Venues funded by Arts Council England are failing to attract new theatregoers and are instead relying on a core regular audience, the findings of a new report have shown.
Data collected by theatre analytics company Purple Seven has found audiences attending national portfolio organisation venues and those visiting commercial ones are becoming more polarised.
The document, called A New Perspective of Theatre Going in England, shows that new theatre-goers or those attending a production for the first time in three years were more likely to visit a commercial venue than a funded one.
It highlighted that West End commercial venues were particularly successful at attracting these new audiences – with nearly 42% of total spend from 2012 and 2013 derived from this type of theatregoer. ACE-funded venues in the West End saw only 15% of total ticket sales accounted for by new audiences.
Nearly 57% of spend at NPO-funded venues for the same time period was from regular customers – those who went to the theatre at least six times in three years.
Commercial venues in England saw 37% of their spend over the two-year period come from regular audiences.
The report concluded that popular West End shows are the primary entry points for first-time theatre-goers, while NPO venues serve regular attendees with their diverse range of programming.
Clive Humby, who co-authored the report, said funded venues should look further than lowering ticket prices to attract new theatregoers.
He said: “The regular customers are strongly geographically concentrated – in London, for example, they only come from a few parts of the capital so theatres could think about promoting outside of those areas more strongly as a whole.”
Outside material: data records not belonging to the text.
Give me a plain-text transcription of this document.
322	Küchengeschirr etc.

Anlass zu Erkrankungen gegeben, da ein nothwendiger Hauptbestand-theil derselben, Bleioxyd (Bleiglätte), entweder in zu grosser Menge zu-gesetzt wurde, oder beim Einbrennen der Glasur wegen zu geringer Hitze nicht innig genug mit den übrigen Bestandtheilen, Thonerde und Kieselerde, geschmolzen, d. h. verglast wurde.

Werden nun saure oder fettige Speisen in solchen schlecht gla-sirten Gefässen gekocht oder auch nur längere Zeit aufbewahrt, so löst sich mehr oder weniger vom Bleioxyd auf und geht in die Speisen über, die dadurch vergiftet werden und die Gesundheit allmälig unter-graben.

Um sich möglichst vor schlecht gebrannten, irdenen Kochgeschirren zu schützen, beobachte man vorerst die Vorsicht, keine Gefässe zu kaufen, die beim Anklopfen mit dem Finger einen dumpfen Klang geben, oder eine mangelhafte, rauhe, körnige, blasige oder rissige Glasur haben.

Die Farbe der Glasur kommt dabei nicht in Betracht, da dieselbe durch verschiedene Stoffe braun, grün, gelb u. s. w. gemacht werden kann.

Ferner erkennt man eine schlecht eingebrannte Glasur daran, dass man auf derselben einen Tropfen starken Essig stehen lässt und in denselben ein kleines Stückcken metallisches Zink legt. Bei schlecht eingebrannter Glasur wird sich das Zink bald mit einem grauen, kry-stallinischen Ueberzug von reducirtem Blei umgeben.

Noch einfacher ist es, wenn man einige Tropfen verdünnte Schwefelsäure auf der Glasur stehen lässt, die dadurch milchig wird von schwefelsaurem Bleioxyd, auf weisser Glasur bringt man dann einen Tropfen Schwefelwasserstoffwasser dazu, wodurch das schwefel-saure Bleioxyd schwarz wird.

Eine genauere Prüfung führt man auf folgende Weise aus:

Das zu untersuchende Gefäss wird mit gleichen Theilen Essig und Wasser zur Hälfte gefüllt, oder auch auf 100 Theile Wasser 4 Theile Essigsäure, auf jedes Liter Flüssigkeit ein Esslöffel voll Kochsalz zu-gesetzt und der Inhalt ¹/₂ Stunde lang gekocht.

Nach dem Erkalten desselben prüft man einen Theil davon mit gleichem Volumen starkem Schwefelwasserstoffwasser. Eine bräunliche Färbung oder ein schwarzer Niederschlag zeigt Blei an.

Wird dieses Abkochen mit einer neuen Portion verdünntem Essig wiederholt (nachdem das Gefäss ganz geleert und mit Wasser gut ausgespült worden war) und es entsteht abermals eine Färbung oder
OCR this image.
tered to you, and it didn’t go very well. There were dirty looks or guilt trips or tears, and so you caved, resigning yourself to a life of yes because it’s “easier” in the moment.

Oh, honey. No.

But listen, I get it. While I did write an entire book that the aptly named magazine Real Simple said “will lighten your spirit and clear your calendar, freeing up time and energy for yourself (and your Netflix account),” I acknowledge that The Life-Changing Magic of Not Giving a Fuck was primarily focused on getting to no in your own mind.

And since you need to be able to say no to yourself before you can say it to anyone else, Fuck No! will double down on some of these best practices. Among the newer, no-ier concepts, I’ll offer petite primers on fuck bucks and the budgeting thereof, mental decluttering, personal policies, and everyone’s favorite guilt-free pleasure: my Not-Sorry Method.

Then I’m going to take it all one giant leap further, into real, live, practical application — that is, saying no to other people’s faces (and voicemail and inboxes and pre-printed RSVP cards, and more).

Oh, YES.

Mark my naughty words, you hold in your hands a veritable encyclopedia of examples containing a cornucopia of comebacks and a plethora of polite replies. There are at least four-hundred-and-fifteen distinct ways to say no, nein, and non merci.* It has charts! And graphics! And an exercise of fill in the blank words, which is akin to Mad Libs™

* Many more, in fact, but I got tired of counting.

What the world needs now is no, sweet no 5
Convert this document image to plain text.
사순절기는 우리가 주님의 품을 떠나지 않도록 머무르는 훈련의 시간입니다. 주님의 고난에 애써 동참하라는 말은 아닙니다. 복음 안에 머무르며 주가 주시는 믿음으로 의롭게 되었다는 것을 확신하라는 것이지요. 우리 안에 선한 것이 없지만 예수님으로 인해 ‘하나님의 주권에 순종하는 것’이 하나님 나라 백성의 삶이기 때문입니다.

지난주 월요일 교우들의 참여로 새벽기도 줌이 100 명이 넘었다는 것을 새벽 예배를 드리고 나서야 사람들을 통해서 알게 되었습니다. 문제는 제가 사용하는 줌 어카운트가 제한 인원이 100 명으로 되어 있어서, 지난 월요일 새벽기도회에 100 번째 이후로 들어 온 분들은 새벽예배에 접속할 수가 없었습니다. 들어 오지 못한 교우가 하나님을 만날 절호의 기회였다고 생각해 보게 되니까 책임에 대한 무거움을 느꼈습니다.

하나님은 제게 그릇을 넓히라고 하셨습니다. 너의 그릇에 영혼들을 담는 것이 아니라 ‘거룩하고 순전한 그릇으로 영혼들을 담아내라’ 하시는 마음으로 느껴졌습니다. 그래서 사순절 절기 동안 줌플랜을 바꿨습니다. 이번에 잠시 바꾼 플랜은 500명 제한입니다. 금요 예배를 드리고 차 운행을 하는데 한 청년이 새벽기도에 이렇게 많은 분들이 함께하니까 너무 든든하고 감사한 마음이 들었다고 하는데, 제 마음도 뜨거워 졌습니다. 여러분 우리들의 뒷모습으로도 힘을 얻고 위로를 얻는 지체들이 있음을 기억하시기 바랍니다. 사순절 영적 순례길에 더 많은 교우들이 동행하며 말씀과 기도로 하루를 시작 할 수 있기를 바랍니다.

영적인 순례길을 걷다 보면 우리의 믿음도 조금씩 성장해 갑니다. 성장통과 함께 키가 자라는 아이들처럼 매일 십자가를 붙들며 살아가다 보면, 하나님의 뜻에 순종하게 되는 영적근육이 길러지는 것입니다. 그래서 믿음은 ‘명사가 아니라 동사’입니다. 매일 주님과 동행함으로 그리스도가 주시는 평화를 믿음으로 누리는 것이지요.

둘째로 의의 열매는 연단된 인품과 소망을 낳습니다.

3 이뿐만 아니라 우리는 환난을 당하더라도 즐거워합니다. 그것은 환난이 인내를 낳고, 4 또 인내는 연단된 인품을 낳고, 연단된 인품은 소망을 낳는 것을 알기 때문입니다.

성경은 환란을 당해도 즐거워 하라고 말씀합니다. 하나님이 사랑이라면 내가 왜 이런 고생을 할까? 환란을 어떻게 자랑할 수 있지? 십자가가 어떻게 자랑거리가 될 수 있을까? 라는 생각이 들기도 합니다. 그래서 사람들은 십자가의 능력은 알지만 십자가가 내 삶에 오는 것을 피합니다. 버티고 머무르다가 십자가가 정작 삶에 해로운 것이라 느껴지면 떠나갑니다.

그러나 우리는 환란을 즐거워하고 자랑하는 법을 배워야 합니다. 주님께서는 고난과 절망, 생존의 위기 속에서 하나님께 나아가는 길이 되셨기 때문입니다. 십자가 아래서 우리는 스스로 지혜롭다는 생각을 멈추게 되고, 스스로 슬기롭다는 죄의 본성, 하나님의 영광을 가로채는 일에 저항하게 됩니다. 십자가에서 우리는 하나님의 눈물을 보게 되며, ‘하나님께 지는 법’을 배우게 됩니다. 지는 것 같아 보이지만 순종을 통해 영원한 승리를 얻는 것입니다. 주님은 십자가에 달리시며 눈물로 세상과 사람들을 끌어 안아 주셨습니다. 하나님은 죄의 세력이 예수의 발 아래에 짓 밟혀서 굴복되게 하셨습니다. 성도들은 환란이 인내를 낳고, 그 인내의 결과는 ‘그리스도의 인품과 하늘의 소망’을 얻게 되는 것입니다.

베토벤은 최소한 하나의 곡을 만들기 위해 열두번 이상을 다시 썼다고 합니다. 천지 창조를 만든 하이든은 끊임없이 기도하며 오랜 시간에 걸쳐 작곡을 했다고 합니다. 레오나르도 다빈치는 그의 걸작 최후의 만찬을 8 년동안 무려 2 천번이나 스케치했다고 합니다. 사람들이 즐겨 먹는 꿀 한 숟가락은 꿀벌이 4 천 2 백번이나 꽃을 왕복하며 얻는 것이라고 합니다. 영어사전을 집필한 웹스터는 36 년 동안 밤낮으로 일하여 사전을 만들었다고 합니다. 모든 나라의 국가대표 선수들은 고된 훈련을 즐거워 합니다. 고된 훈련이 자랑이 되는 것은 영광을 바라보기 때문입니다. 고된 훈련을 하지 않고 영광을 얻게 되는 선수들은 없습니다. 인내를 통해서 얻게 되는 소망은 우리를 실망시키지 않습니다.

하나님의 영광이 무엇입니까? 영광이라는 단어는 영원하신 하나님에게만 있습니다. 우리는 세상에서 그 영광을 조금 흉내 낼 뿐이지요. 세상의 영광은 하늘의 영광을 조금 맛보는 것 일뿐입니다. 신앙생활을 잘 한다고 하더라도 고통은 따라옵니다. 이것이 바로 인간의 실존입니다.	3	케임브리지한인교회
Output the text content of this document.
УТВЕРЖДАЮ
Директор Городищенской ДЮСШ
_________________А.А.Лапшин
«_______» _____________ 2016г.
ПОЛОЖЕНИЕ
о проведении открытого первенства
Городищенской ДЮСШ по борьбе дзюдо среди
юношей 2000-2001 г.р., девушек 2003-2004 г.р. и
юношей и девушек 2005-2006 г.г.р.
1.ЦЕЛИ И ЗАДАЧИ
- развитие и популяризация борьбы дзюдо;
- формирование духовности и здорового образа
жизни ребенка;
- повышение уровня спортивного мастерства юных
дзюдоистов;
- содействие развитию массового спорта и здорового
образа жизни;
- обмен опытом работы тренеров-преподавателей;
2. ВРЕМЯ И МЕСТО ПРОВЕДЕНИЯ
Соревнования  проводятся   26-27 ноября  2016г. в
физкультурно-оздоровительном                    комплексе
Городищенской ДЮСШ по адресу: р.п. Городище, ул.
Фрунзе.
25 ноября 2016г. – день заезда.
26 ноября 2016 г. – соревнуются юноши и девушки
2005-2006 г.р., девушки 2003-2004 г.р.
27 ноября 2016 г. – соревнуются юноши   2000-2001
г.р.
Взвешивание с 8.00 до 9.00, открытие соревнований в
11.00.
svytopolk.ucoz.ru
He added that the theatre industry consisted of many smaller organisations, which could benefit from working together to develop techniques for selling tickets.
“It’s interesting the West End venues have so many first-time visitors. If they don’t come back, we have to ask, ‘Is there something about coming the first time that puts them off?’ We need to think more about what the consumers want from entertainment and how we can give it to them,” said Humby.
He warned that venues selling tickets through third-party agents hid customers and their behaviours from theatres.
“If you want to understand your audience, you have to connect directly so, if you are not selling directly to them, you need to find another way of making contact with them after the show,” he said.